Wednesday, November 2, 2011

[Real Detroit Weekly] Top Chef: Detroit's Rising Culinary Masters

Photos from the Root Restaurant and Bar by Nicole Rupersburg.
Chef Alexis Henslee, Metropolitan Cafe
Way way wah-wah-WAY out at the corner of Van Dyke and 24 Mile Rd. in Shelby Township – an area not exactly known for cutting-edge cuisine – Executive Chef Alexis Henslee is changing people's perceptions and drawing in diners from all corners of metro Detroit (thanks in part to some very well-timed love from Dame Abraham). Metropolitan Café has been open since May 2010, and almost immediately caught the attention of greater metro Detroit for Henslee's "upscale yet accessible" contemporary American menu that truly highlights the bounty of Michigan's agriculture. Henslee has a huge passion for Michigan products, and being situated in what seems to be this far-flung corner of Macomb County is an advantage for this cosmopolitan restaurant – they are surrounded by farmland, by the very same small farmers Henslee loves to work with.

Henslee grew up in northern Michigan where her parents owned a restaurant and where she really developed her enthusiasm for all things homegrown. She attended the Schoolcraft College Culinary Arts Program where her initial focus was pastries, until she was introduced to savory cooking and hasn't looked back since. Now she is one of only a handful of female executive chefs in metro Detroit running a high-profile kitchen, and she's rocking it out.

The menu at Metropolitan Café caters to all tastes and price ranges; you can go full-throttle fine dining if that's what you're after, but you can also order a less-fussy sandwich or pasta dish for under $10 – they may be cheap but they're anything but simple. The Metropolitan Café is "metropolitan" by absolute definition, and Henslee succeeds in striking the balance between fine and fun dining, fusion and friendly food exceedingly well.

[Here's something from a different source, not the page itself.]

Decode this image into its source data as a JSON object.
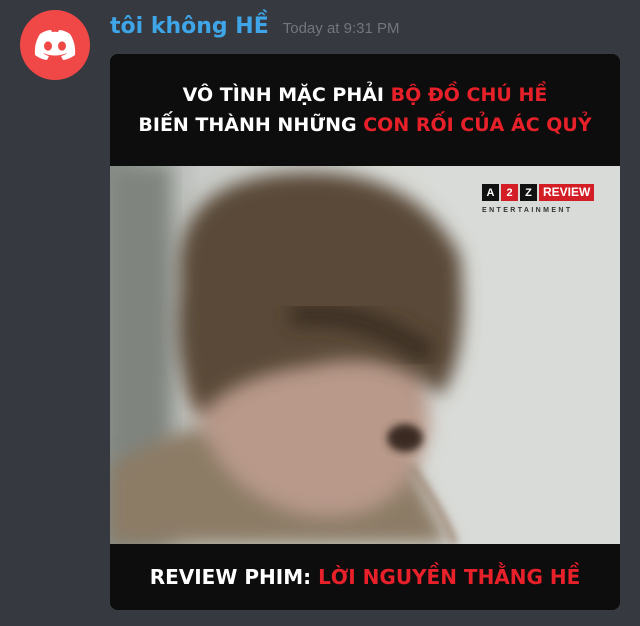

Chef James Rigato, the Root Restaurant and Bar
The Root Restaurant and Bar is another unexpected culinary mecca in what most outsiders consider a culinary wasteland. Located in a strip mall – a strip mall! Take THAT pompous perceptions of what fine dining should look like! – in White Lake (hang a left at Pontiac and drive another 30 minutes), the Root is all about going back to the basics.

Executive Chef James Rigato speaks with such passion and enthusiasm for what he does that it's easy to get swept up in it, and there's no better place to be so easily swept. (He also REALLY loves Patrick Swayze.) The Root is all the fineness of fine dining without any of the attitude. It's sophisticated while still being FUN, and their ethos of transparency and accessibility is carried throughout every aspect of their restaurant.

For Rigato, the menu at the Root is his opportunity to truly communicate through food. He uses the highest quality products he can get his hands on and everything is made from scratch and prepared in-house, from smoking the bacon to baking the breads. Rigato is another staunch supporter of using Michigan products, and puts right on his menus the names of the different local farms and purveyors they work with.

The Root hasn't even been open for six months but the word has spread fast. Turns out, when you do something this noteworthy and unique, people are willing to drive great lengths to experience it for themselves. The menu is contemporary American but really quintessentially Michigan; they also host prix fixe dinners monthly that really focus on the of-the-moment products of the season. Check out their "Wild Game Feast" on November 30, a five-course menu that's all about the tastiest of all Michigan's wild animals - rabbit, pheasant and deer. Also check out their Black Friday Brunch on November 25.